Análise de riscos. O projeto de lei prevê ainda obrigação de as plataformas analisarem e corrigirem “riscos sistêmicos” dos serviços que oferecem e que podem estar facilitando a propagação de conteúdo ilegal ou ameaçando a liberdade de expressão, por exemplo. A análise precisa englobar:
- os sistemas de recomendação e outros algoritmos;
- os sistemas de moderação de conteúdos;
- os termos de uso e a sua aplicação;
- os sistemas de exibição de anúncios publicitários;
- a possibilidade de manipulação desses sistemas de forma intencional, com o uso, por exemplo, de contas falsas.
As análises deverão ser publicadas uma vez por ano ou sempre que as plataformas passarem por mudanças significativas. O novo texto também prevê a obrigação de as empresas elaborarem relatórios de transparência e serem submetidas a auditorias externas independentes.
Caberá ao CGI.br (Comitê Gestor da Internet no Brasil) elaborar as diretrizes para as regras de comunidade das plataformas, fazer estudos e relatórios para avaliar o cumprimento de alguns dos princípios da lei e emitir recomendações. O órgão, porém, não terá a capacidade de punir as empresas.
o que acontece se a empresa desrespeitar a lei?
Em casos de "risco iminente de danos", se uma plataforma for considerada negligente ou se não estiver tomando medidas suficientes para combater a propagação de conteúdo ilegal, poderá ser instaurado um protocolo de segurança com duração inicial de 30 dias, prorrogáveis.
O relatório não informa que órgão poderá instaurar o protocolo, dizendo apenas que o tema será regulamentado. Emitir as diretrizes e critérios para a instauração desse procedimento emergencial é atribuição do CGI.br.

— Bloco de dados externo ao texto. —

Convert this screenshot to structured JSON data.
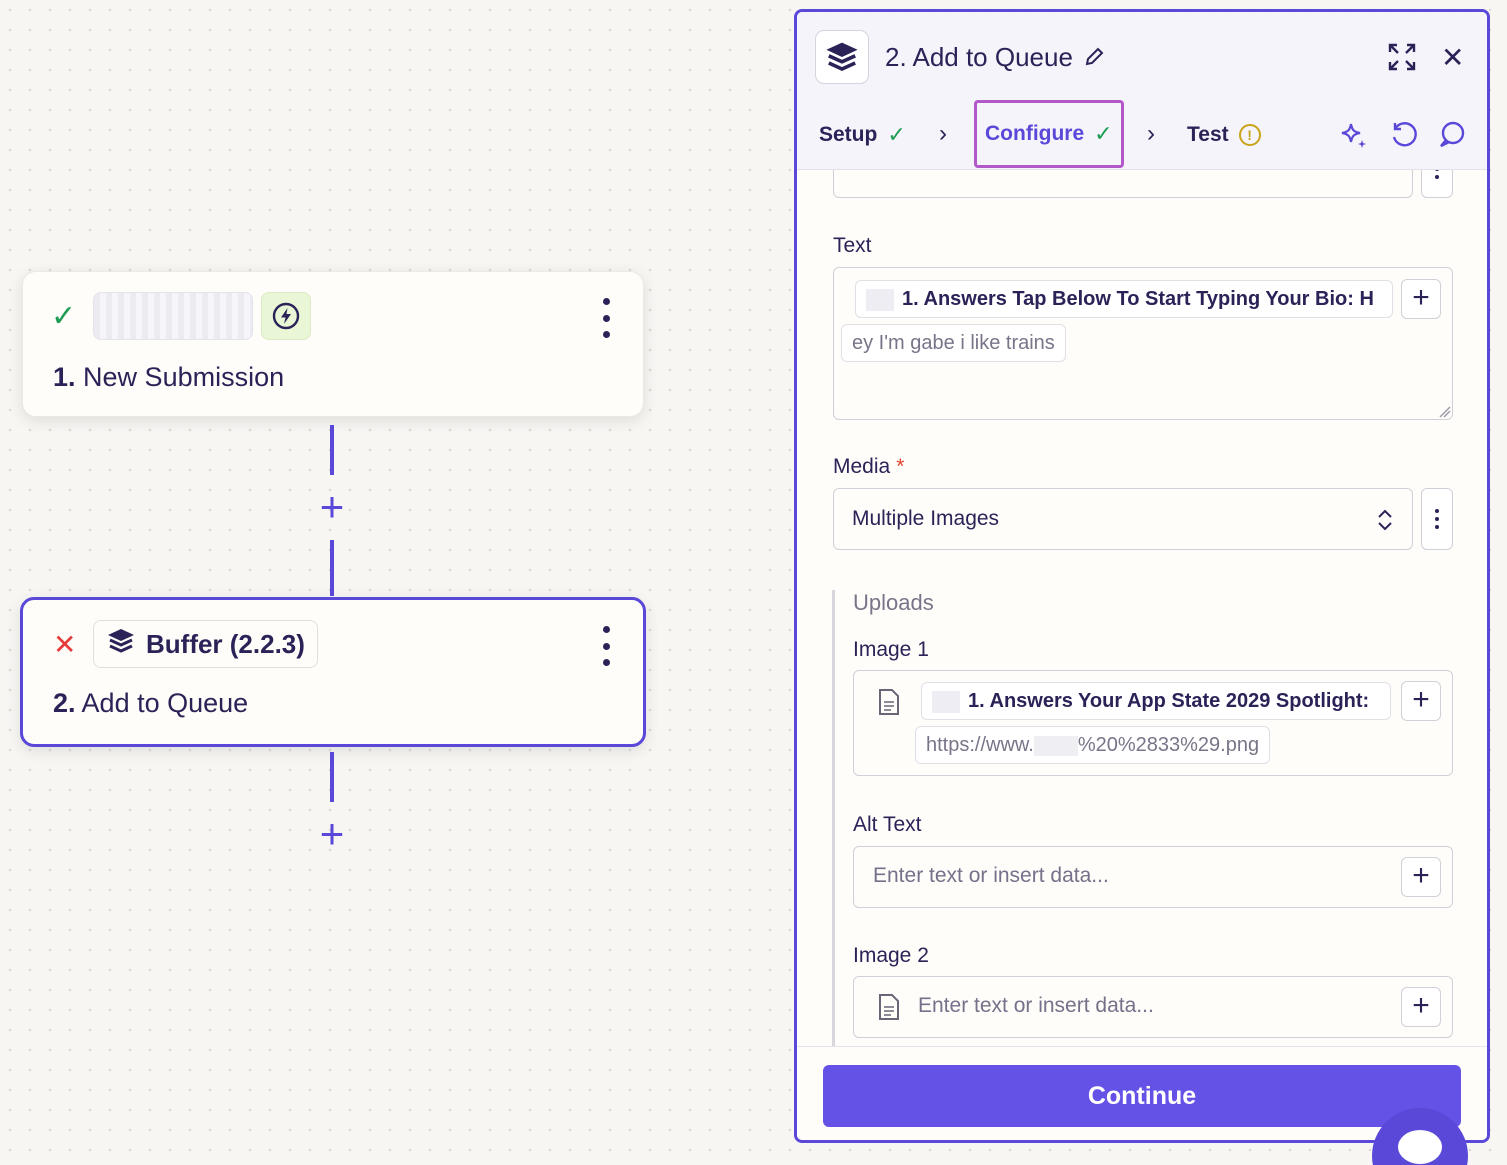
{
  "canvas": {
    "step1": {
      "number": "1.",
      "title": "New Submission",
      "status": "success",
      "trigger_chip": "lightning-icon"
    },
    "step2": {
      "number": "2.",
      "title": "Add to Queue",
      "status": "error",
      "app_label": "Buffer (2.2.3)"
    },
    "add_step_symbol": "+"
  },
  "panel": {
    "title": "2. Add to Queue",
    "tabs": [
      {
        "label": "Setup",
        "state": "complete"
      },
      {
        "label": "Configure",
        "state": "active-complete"
      },
      {
        "label": "Test",
        "state": "warning"
      }
    ],
    "fields": {
      "text": {
        "label": "Text",
        "token_line1": "1. Answers Tap Below To Start Typing Your Bio: H",
        "token_line2": "ey I'm gabe i like trains"
      },
      "media": {
        "label": "Media",
        "required_marker": "*",
        "value": "Multiple Images"
      },
      "uploads": {
        "group_label": "Uploads",
        "image1": {
          "label": "Image 1",
          "token_line1": "1. Answers Your App State 2029 Spotlight:",
          "url_prefix": "https://www.",
          "url_suffix": "%20%2833%29.png"
        },
        "alt_text": {
          "label": "Alt Text",
          "placeholder": "Enter text or insert data..."
        },
        "image2": {
          "label": "Image 2",
          "placeholder": "Enter text or insert data..."
        }
      }
    },
    "continue_label": "Continue"
  },
  "colors": {
    "accent": "#5a48d9",
    "button": "#6452e6",
    "success": "#1f9d55",
    "error": "#e53b3b",
    "warning": "#c9a418"
  }
}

Na vigência do protocolo, as plataformas poderão ser responsabilizadas civilmente pelos danos causados por conteúdos criados por terceiros, desde que fique demonstrado que tinham conhecimento prévio da ilegalidade e não agiram contra a propagação. Essa possibilidade ficaria restrita aos casos específicos abrangidos pelo protocolo e a conteúdos publicados individualmente durante sua vigência.
Para ficar comprovado o “conhecimento prévio”, bastará que o conteúdo tenha sido denunciado por usuários. Os provedores deverão criar mecanismos para as denúncias, que precisam ser justificadas.

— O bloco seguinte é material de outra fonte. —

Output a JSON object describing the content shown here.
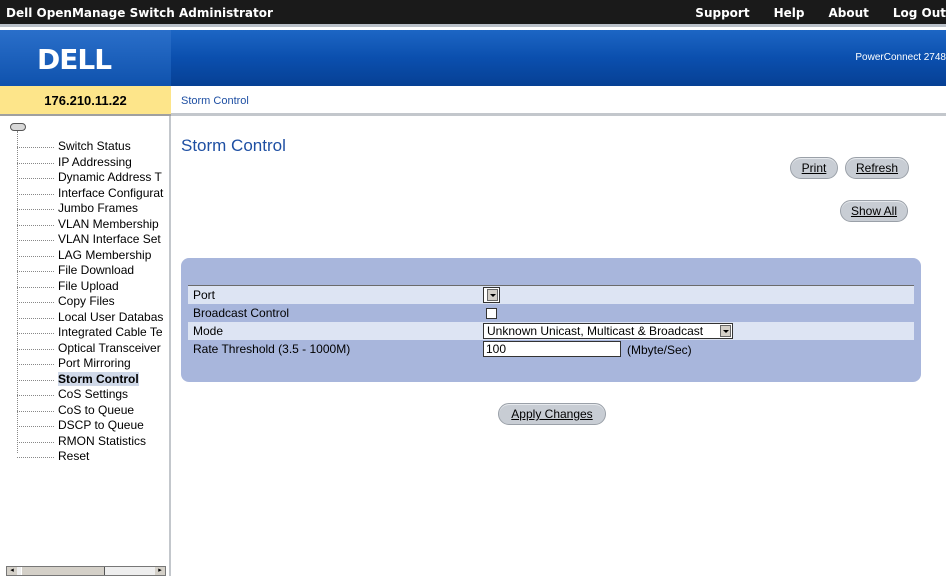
{
  "app": {
    "title": "Dell OpenManage Switch Administrator",
    "top_links": [
      "Support",
      "Help",
      "About",
      "Log Out"
    ],
    "logo": "DELL",
    "product": "PowerConnect 2748"
  },
  "device_ip": "176.210.11.22",
  "breadcrumb": "Storm Control",
  "nav": {
    "items": [
      "Switch Status",
      "IP Addressing",
      "Dynamic Address T",
      "Interface Configurat",
      "Jumbo Frames",
      "VLAN Membership",
      "VLAN Interface Set",
      "LAG Membership",
      "File Download",
      "File Upload",
      "Copy Files",
      "Local User Databas",
      "Integrated Cable Te",
      "Optical Transceiver",
      "Port Mirroring",
      "Storm Control",
      "CoS Settings",
      "CoS to Queue",
      "DSCP to Queue",
      "RMON Statistics",
      "Reset"
    ],
    "active": "Storm Control"
  },
  "main": {
    "title": "Storm Control",
    "buttons": {
      "print": "Print",
      "refresh": "Refresh",
      "show_all": "Show All",
      "apply": "Apply Changes"
    },
    "form": {
      "port_label": "Port",
      "port_value": "",
      "broadcast_label": "Broadcast Control",
      "broadcast_checked": false,
      "mode_label": "Mode",
      "mode_value": "Unknown Unicast, Multicast & Broadcast",
      "rate_label": "Rate Threshold (3.5 - 1000M)",
      "rate_value": "100",
      "rate_unit": "(Mbyte/Sec)"
    }
  },
  "colors": {
    "topbar": "#1a1a1a",
    "banner": "#0b4fae",
    "ip_box": "#fde58a",
    "link_blue": "#1e4fa3",
    "panel": "#a8b6dc",
    "row_light": "#dde4f3"
  }
}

Essas medidas se assemelham às da Portaria nº 351/2023, que obriga as plataformas a avaliar e mitigar riscos da propagação de conteúdos ilícitos sobre ataques em escolas e o acesso de crianças e adolescentes a esses conteúdos.
Se não agirem para combater conteúdo ilegal, as empresas ficam sujeitas a sanções administrativas. O mesmo ocorrerá caso os provedores abusem da moderação para cumprir as exigências do protocolo de segurança.
O relatório não estabelece qual órgão será responsável pelo processo administrativo, mas cita as seguintes punições em caso de descumprimento da lei:
- advertência, com indicação de prazo para correção do problema;
- multas, que podem chegar a até R$ 50 milhões por infração;
- exigência de publicação da decisão pelo infrator;
- proibição de tratamento de determinadas bases de dados;
- Suspensão temporária das atividades.
O QUE MUDA NO USO DAS REDES POR POLÍTICOS?
O texto apresentado por Orlando Silva também estende às plataformas a imunidade parlamentar — dispositivo constitucional que impede que políticos respondam por crimes comuns em decorrência de discursos. A versão do relator, porém, não deixa claro se essa imunidade valeria apenas para decisões judiciais ou se impediria também as plataformas de fazer a moderação de conteúdos.
Especialistas ouvidos pelo Aos Fatos temem que a inclusão da imunidade parlamentar no projeto da forma como está colocada possa incentivar as plataformas a deixar de moderar as contas de políticos para evitar questionamentos na Justiça.
A imunidade parlamentar é um direito garantido apenas a deputados e senadores. Já o conceito de “contas de interesse público”, previsto na proposta, é mais amplo e engloba páginas institucionais ligadas ao governo e a perfis pessoais de:
- políticos eleitos, como presidente, governadores, prefeitos, vereadores, deputados e senadores;
- ministros, secretários e equivalentes;
- altos dirigentes de entidades da administração pública indireta da União, dos estados, do Distrito Federal e dos municípios.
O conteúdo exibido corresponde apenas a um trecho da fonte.